No easy retreat for UK from EU membership
WORLD VIEW: Reality of Norway’s link with EU should provide UK Eurosceptics with a political reality check
Reuters, Oslo, Wed: Norway’s law limiting single ownership of fish farming concessions to a quarter of its total is in breach of European Economic Area rules, the authority that monitors the co-operation of non-EU states with the EEA has ruled . . .
IT’S CALLED having it both ways. Having your cake and eating it . . .
The idea – the delusion – is that the UK could walk away from the EU, its “bureaucracy” and “usurping of national sovereignty”, and regain its autonomy, simply retaining its trading relationship and free access to markets and capital.
A return, the Eurosceptics argue, to the essence of what the EEC allegedly once was – in fact, never was – a trading bloc with no political dimension.
Easy, they say.
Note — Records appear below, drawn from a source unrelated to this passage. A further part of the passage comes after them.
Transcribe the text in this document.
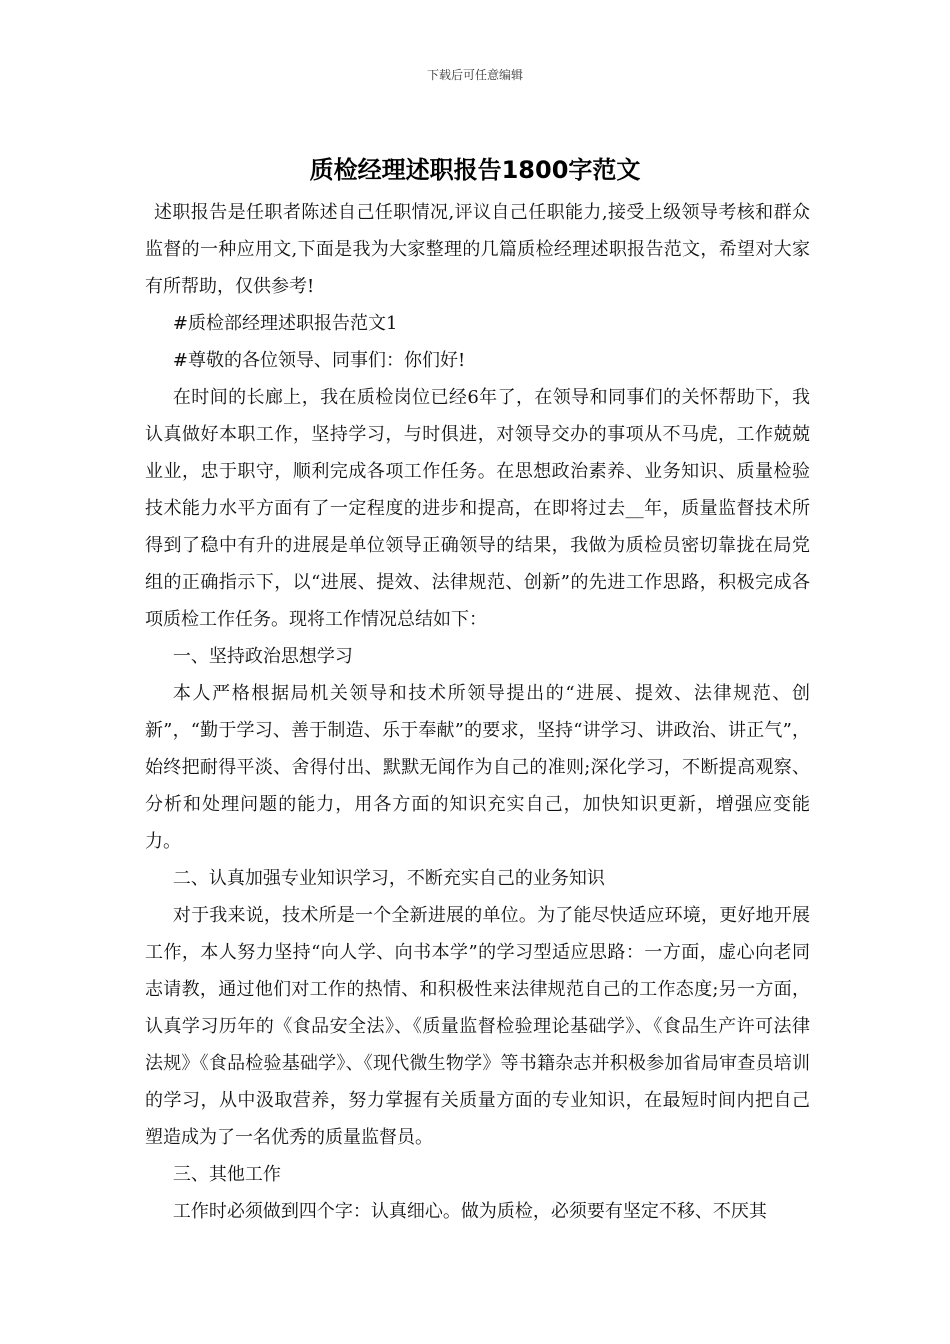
下载后可任意编辑
质检经理述职报告1800字范文

述职报告是任职者陈述自己任职情况,评议自己任职能力,接受上级领导考核和群众监督的一种应用文,下面是我为大家整理的几篇质检经理述职报告范文，希望对大家有所帮助，仅供参考!

#质检部经理述职报告范文1

#尊敬的各位领导、同事们：你们好!

在时间的长廊上，我在质检岗位已经6年了，在领导和同事们的关怀帮助下，我认真做好本职工作，坚持学习，与时俱进，对领导交办的事项从不马虎，工作兢兢业业，忠于职守，顺利完成各项工作任务。在思想政治素养、业务知识、质量检验技术能力水平方面有了一定程度的进步和提高，在即将过去__年，质量监督技术所得到了稳中有升的进展是单位领导正确领导的结果，我做为质检员密切靠拢在局党组的正确指示下，以“进展、提效、法律规范、创新”的先进工作思路，积极完成各项质检工作任务。现将工作情况总结如下：

一、坚持政治思想学习

本人严格根据局机关领导和技术所领导提出的“进展、提效、法律规范、创新”，“勤于学习、善于制造、乐于奉献”的要求，坚持“讲学习、讲政治、讲正气”，始终把耐得平淡、舍得付出、默默无闻作为自己的准则;深化学习，不断提高观察、分析和处理问题的能力，用各方面的知识充实自己，加快知识更新，增强应变能力。

二、认真加强专业知识学习，不断充实自己的业务知识

对于我来说，技术所是一个全新进展的单位。为了能尽快适应环境，更好地开展工作，本人努力坚持“向人学、向书本学”的学习型适应思路：一方面，虚心向老同志请教，通过他们对工作的热情、和积极性来法律规范自己的工作态度;另一方面，认真学习历年的《食品安全法》、《质量监督检验理论基础学》、《食品生产许可法律法规》《食品检验基础学》、《现代微生物学》等书籍杂志并积极参加省局审查员培训的学习，从中汲取营养，努力掌握有关质量方面的专业知识，在最短时间内把自己塑造成为了一名优秀的质量监督员。

三、其他工作

工作时必须做到四个字：认真细心。做为质检，必须要有坚定不移、不厌其
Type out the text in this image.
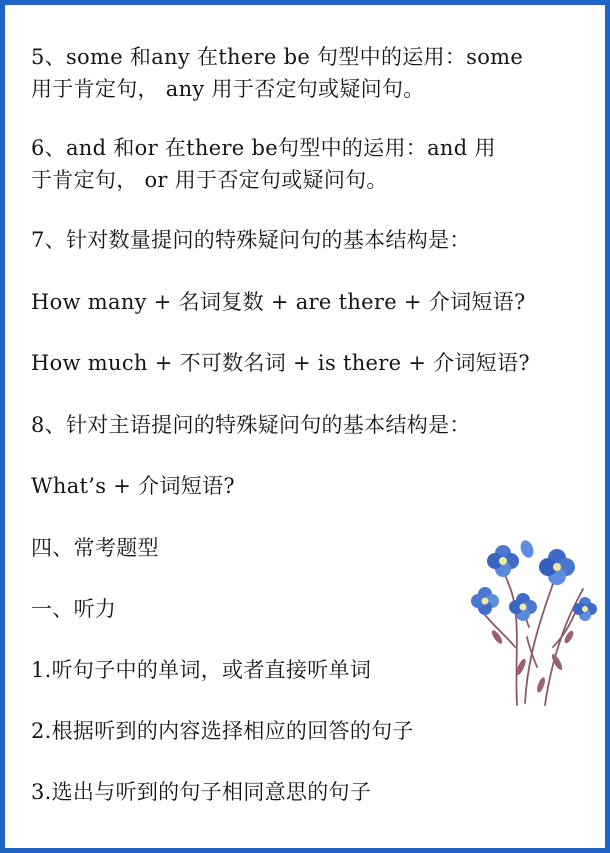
5、some 和any 在there be 句型中的运用：some

用于肯定句， any 用于否定句或疑问句。

6、and 和or 在there be句型中的运用：and 用

于肯定句， or 用于否定句或疑问句。

7、针对数量提问的特殊疑问句的基本结构是：

How many + 名词复数 + are there + 介词短语?

How much + 不可数名词 + is there + 介词短语?

8、针对主语提问的特殊疑问句的基本结构是：

What’s + 介词短语?

四、常考题型

一、听力

1.听句子中的单词，或者直接听单词

2.根据听到的内容选择相应的回答的句子

3.选出与听到的句子相同意思的句子
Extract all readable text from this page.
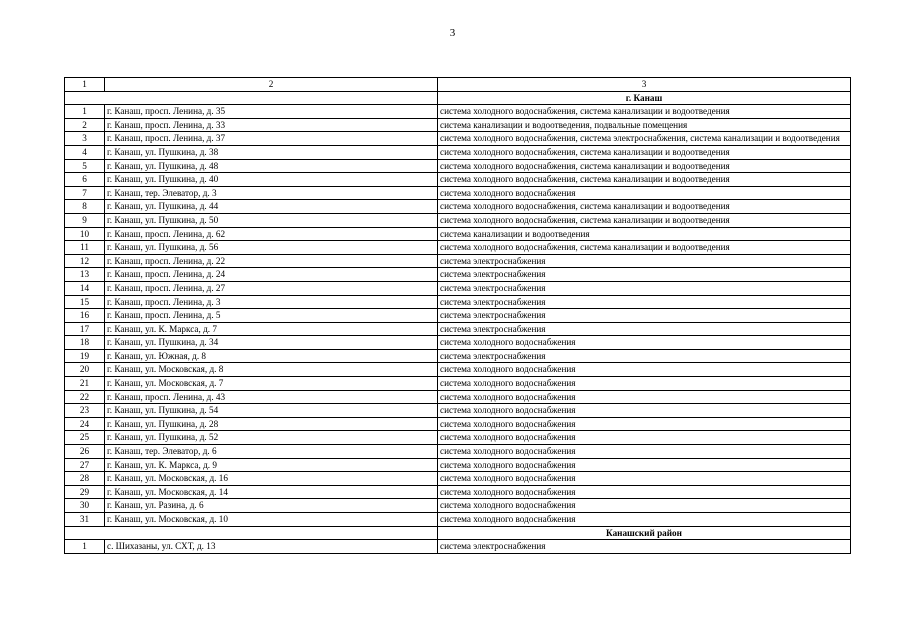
3
1	2	3
		г. Канаш
1	г. Канаш, просп. Ленина, д. 35	система холодного водоснабжения, система канализации и водоотведения
2	г. Канаш, просп. Ленина, д. 33	система канализации и водоотведения, подвальные помещения
3	г. Канаш, просп. Ленина, д. 37	система холодного водоснабжения, система электроснабжения, система канализации и водоотведения
4	г. Канаш, ул. Пушкина, д. 38	система холодного водоснабжения, система канализации и водоотведения
5	г. Канаш, ул. Пушкина, д. 48	система холодного водоснабжения, система канализации и водоотведения
6	г. Канаш, ул. Пушкина, д. 40	система холодного водоснабжения, система канализации и водоотведения
7	г. Канаш, тер. Элеватор, д. 3	система холодного водоснабжения
8	г. Канаш, ул. Пушкина, д. 44	система холодного водоснабжения, система канализации и водоотведения
9	г. Канаш, ул. Пушкина, д. 50	система холодного водоснабжения, система канализации и водоотведения
10	г. Канаш, просп. Ленина, д. 62	система канализации и водоотведения
11	г. Канаш, ул. Пушкина, д. 56	система холодного водоснабжения, система канализации и водоотведения
12	г. Канаш, просп. Ленина, д. 22	система электроснабжения
13	г. Канаш, просп. Ленина, д. 24	система электроснабжения
14	г. Канаш, просп. Ленина, д. 27	система электроснабжения
15	г. Канаш, просп. Ленина, д. 3	система электроснабжения
16	г. Канаш, просп. Ленина, д. 5	система электроснабжения
17	г. Канаш, ул. К. Маркса, д. 7	система электроснабжения
18	г. Канаш, ул. Пушкина, д. 34	система холодного водоснабжения
19	г. Канаш, ул. Южная, д. 8	система электроснабжения
20	г. Канаш, ул. Московская, д. 8	система холодного водоснабжения
21	г. Канаш, ул. Московская, д. 7	система холодного водоснабжения
22	г. Канаш, просп. Ленина, д. 43	система холодного водоснабжения
23	г. Канаш, ул. Пушкина, д. 54	система холодного водоснабжения
24	г. Канаш, ул. Пушкина, д. 28	система холодного водоснабжения
25	г. Канаш, ул. Пушкина, д. 52	система холодного водоснабжения
26	г. Канаш, тер. Элеватор, д. 6	система холодного водоснабжения
27	г. Канаш, ул. К. Маркса, д. 9	система холодного водоснабжения
28	г. Канаш, ул. Московская, д. 16	система холодного водоснабжения
29	г. Канаш, ул. Московская, д. 14	система холодного водоснабжения
30	г. Канаш, ул. Разина, д. 6	система холодного водоснабжения
31	г. Канаш, ул. Московская, д. 10	система холодного водоснабжения
		Канашский район
1	с. Шихазаны, ул. СХТ, д. 13	система электроснабжения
There’s already a model. A relationship like independent Norway’s, some have been increasingly suggesting, as they whip up Tory backbench demands for a referendum on membership.
The Tory leadership, insisting still it remains pro-membership, has already conceded the referendum principle if it fails to succeed in persuading EU partners to “repatriate” a somewhat nebulous host of powers from Brussels to London.
A closer look at the “Norwegian model”, however, might add a touch of realism to the debate. Indeed, the Norwegians would cheerfully provide Eurosceptics with a copy of a most useful and candid independent study of the country’s relationship with the EU which Oslo commissioned earlier this year, “Outside and Inside”. Its title reflects nicely the paradoxical relationship – both in and out: Norway enjoys both the benefits and costs of membership and non-membership.
Norway, along with Iceland, Liechtenstein and the 27 member states of the EU, forms part of the European Economic Area (EEA), a treaty-based, open, common market for all 30. But at a price.
To ensure a level playing field, non-EU members are required to align their market-related legislation – and that ranges widely, from competition to the environment to social policy – with that of the EU.
In practice this means that when Brussels passes new laws it faxes them to the three, who then put them on their statute books. They may be consulted, but have no say.
And there is no reason to believe the 26 remaining members of the EU would not insist on as much from a departing UK if it wanted to retain its free EEA-like access to EU markets. There is no such thing as a free lunch.
In Norway’s case – its five million people narrowly declined full membership twice in referendums in 1972 and 1994 – it has now adopted three-quarters of what is called the acquis communautaire, the body of EU laws and procedures that new members have to implement, amounting to 6,000 legislative Acts.